I studied them conscientiously. I remember reading the Truth book - not the one you're thinking about, but The Truth Shall Set You Free - and coming to the realization that while I believed what it said, I did not know the Bible well enough to support any of it. I started looking up all the scriptures and pawing through back issues of The Watchtower. There was no Index or CD then; you had to find the little index at the end of each year's volume and hope it let you to something.
Back then almost all the books back to some volumes of Studies in the Scriptures could be had over the literature counter. I got what I could and scrounged for the rest. I took notes. I filled notebooks with questions and quotations and thoughts. I still have some of these. Pitiful. I thought I was learning the Bible. I did learn the Bible, more in spite of the publications than because of them. I still believe the Bible, and I still read the publications though not with the unquestioning acceptance I had as a young man way back when.

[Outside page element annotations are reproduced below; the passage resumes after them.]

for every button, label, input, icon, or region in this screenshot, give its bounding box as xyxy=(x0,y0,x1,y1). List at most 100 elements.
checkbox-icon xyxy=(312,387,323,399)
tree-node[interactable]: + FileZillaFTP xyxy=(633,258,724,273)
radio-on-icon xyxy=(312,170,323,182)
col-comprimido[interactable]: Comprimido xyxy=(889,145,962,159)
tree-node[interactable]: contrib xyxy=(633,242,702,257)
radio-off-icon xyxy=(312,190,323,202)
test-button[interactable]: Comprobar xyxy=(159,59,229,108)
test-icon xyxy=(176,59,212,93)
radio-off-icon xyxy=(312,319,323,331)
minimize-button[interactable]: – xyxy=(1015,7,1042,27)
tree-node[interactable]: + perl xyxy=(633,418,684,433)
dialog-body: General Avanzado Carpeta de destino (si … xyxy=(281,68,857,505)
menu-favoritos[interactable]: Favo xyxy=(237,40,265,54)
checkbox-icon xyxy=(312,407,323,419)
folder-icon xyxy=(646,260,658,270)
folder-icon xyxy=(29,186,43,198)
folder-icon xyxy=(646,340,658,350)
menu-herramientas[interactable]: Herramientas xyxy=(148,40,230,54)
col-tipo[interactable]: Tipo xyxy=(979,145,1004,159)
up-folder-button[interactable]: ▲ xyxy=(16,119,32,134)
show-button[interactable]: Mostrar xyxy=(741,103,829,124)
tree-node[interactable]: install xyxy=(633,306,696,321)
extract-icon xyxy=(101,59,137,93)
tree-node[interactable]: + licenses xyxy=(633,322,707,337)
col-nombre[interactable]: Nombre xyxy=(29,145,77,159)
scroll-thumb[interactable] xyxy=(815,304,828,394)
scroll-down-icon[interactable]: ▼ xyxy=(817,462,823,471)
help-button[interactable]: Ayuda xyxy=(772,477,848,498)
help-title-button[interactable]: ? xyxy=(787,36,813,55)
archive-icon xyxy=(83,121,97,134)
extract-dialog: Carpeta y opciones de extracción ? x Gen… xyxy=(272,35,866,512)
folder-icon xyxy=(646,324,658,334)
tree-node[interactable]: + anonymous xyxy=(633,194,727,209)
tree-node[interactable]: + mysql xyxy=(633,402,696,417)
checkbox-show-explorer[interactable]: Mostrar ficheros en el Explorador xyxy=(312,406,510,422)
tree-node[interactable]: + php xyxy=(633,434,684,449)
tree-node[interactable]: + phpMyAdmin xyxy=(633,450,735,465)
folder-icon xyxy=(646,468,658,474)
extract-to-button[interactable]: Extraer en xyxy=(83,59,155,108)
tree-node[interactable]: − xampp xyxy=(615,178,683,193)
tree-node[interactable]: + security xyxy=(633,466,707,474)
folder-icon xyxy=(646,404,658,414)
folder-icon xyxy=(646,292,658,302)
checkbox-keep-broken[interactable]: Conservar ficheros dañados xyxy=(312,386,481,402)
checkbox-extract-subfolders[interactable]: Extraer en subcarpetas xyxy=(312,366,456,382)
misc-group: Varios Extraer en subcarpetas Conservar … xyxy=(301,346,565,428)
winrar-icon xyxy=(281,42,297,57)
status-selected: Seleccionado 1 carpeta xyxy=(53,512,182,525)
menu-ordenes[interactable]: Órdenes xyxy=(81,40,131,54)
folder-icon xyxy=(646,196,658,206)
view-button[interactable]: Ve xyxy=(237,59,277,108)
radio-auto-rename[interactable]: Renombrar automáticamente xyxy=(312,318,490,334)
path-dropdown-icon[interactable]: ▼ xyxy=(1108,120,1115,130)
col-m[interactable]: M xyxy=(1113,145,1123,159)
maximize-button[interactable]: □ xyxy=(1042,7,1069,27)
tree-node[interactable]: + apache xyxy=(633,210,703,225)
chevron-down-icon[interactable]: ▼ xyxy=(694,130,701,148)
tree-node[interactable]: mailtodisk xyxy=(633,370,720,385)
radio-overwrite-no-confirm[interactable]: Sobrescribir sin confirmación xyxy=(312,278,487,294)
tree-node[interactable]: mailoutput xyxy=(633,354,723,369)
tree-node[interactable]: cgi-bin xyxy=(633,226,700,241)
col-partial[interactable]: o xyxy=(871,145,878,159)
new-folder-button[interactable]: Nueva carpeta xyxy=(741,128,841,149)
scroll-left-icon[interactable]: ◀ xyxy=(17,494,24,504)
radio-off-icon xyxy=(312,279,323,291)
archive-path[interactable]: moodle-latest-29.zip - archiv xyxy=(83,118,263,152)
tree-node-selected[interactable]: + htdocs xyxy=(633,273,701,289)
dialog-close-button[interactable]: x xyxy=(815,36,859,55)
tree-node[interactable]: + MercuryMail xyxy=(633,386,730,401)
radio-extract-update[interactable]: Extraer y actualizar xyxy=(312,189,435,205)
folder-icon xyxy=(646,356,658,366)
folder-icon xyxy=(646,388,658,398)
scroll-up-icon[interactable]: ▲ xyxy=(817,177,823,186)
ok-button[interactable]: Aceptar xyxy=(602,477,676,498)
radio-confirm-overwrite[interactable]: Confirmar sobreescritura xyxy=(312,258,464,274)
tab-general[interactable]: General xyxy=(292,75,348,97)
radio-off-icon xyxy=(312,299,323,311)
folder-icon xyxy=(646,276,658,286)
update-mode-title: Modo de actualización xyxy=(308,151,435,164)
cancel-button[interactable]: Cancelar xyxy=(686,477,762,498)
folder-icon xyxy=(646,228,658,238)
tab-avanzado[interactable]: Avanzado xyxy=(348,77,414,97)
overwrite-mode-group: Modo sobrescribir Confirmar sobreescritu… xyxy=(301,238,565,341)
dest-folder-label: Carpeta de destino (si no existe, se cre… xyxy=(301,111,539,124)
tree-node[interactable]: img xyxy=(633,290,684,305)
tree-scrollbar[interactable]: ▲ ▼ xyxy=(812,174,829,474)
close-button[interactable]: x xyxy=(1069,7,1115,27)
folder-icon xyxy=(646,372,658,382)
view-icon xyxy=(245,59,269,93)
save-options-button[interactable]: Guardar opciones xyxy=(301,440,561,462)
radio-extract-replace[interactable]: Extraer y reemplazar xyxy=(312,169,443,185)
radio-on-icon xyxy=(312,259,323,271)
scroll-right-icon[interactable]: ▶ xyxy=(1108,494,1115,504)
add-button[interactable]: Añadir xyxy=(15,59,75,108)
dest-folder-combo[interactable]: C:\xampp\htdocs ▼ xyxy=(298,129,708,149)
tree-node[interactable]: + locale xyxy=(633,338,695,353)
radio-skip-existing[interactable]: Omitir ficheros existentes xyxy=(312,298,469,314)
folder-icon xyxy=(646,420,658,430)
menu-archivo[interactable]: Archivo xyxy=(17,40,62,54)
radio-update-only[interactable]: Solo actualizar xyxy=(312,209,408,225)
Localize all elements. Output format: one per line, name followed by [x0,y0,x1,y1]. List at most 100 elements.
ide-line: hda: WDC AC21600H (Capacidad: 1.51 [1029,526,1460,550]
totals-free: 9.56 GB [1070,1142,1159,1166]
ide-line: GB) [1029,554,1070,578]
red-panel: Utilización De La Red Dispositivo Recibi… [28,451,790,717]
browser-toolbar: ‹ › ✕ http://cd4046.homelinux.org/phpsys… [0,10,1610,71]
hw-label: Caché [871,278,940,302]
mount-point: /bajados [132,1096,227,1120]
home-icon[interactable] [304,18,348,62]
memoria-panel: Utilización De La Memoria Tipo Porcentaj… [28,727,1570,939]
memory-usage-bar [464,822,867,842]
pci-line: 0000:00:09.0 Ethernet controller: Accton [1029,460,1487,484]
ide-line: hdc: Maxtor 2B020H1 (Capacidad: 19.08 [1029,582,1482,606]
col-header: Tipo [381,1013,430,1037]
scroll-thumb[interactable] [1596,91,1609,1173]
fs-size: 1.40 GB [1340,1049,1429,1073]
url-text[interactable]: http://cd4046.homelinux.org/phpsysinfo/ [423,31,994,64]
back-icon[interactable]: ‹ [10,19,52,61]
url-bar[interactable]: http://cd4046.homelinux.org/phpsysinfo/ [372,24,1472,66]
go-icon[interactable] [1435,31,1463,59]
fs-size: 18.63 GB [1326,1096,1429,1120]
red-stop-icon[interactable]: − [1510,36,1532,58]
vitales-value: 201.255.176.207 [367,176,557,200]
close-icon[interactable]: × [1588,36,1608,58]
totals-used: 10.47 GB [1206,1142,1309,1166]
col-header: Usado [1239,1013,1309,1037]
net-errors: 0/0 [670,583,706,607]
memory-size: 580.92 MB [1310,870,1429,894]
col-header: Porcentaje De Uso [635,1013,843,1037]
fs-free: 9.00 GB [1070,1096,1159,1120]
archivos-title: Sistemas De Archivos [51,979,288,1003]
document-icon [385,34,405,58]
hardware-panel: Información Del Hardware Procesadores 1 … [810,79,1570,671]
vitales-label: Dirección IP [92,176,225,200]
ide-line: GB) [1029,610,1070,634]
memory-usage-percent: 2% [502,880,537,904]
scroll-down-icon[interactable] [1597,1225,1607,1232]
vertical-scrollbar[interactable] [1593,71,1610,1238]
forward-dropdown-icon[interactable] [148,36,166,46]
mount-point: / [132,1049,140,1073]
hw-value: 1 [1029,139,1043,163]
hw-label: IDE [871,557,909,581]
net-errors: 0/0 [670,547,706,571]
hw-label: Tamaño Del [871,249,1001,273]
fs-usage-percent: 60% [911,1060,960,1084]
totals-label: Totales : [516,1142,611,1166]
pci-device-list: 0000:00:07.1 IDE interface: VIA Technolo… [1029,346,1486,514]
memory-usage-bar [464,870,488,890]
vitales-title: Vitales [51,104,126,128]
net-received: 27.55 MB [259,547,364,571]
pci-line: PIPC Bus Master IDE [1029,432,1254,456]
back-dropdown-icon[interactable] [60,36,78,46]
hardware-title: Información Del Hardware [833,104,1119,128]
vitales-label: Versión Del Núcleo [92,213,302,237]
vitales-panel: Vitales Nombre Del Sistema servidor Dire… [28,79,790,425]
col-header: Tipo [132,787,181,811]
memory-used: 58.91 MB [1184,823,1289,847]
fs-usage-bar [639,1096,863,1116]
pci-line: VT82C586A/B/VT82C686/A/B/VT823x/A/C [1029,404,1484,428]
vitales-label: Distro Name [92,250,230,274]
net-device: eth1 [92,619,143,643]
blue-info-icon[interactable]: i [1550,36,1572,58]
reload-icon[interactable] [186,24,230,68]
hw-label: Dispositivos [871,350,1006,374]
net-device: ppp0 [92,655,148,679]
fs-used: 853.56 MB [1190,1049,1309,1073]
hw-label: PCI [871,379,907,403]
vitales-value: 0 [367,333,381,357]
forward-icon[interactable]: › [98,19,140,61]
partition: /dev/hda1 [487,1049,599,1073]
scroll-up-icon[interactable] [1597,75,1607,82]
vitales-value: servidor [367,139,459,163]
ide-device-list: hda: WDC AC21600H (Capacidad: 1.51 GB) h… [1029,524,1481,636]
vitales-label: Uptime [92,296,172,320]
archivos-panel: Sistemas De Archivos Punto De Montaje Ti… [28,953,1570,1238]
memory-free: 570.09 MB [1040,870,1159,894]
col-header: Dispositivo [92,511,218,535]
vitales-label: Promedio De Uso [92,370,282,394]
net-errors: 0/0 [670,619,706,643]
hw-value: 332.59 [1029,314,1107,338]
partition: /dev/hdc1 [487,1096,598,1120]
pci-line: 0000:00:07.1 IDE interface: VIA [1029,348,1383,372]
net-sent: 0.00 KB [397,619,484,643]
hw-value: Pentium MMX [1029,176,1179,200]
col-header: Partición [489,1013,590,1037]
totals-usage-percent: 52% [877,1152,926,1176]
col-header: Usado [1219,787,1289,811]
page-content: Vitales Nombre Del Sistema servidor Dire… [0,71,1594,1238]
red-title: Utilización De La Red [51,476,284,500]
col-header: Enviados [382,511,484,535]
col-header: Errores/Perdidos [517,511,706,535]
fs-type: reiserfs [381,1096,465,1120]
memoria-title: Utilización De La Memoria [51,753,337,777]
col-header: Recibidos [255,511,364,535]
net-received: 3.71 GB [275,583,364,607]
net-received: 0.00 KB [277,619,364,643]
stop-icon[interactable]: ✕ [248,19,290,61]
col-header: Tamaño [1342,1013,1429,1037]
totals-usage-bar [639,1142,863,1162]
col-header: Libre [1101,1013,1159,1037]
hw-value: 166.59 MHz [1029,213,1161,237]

Some things upset me. I remember sitting in a Kingdom Hall waiting for our turn to rehearse a convention part. I wandered down to their "library" and found a copy of Millions Now Living will Never Die. It was the first time I'd read it. I found the 1925 prediction in it. It shook me. That same year I read the Vindication books. Rutherford made a mea culpa statement in one of those volumes. It made me feel better. It's how I coped with the foolishness. Then, damn it! Fred Franz wrote Life Everlasting in the Freedom of the Sons of God. I was angry. He lived through the 1925 nonsense, knew it well. Here he was foisting on us the same idiot approach to the Bible that even Rutherford found discredited.
It took me another two decades to finally give up on Watchtowerism. Even then it was less a doctrinal issue than it was the overweening pride found among Watchtower writers who felt free to regulate the lives of believers. Unfounded statements on medical issues, divorce, and some other issues caused real hurt to brothers and sisters I knew. If a congregational elder had made false predictions, had forced his will on the brothers in place of sound Biblical judgment, had been dictatorial and saw himself as God’s voice for the last days, he would have been removed from his position and perhaps disfellowshipped. Explain to my why Franz, et. al. were immune?
As I look back, though I was very active for decades (Pioneer, Congregation Servant, Elder, Convention Administration, serving where the need is/was greater) I was on a slow and agonizing road out starting with that flash of insight back when I read the "original truth book". I resented the slavish and unquestioned devotion to Watchtower publications some had. God gave us a mind to use best we can, and, according to Paul, his voice to us in the last days is Christ's, not that of some deluded scrawny peanut-eater from Brooklyn.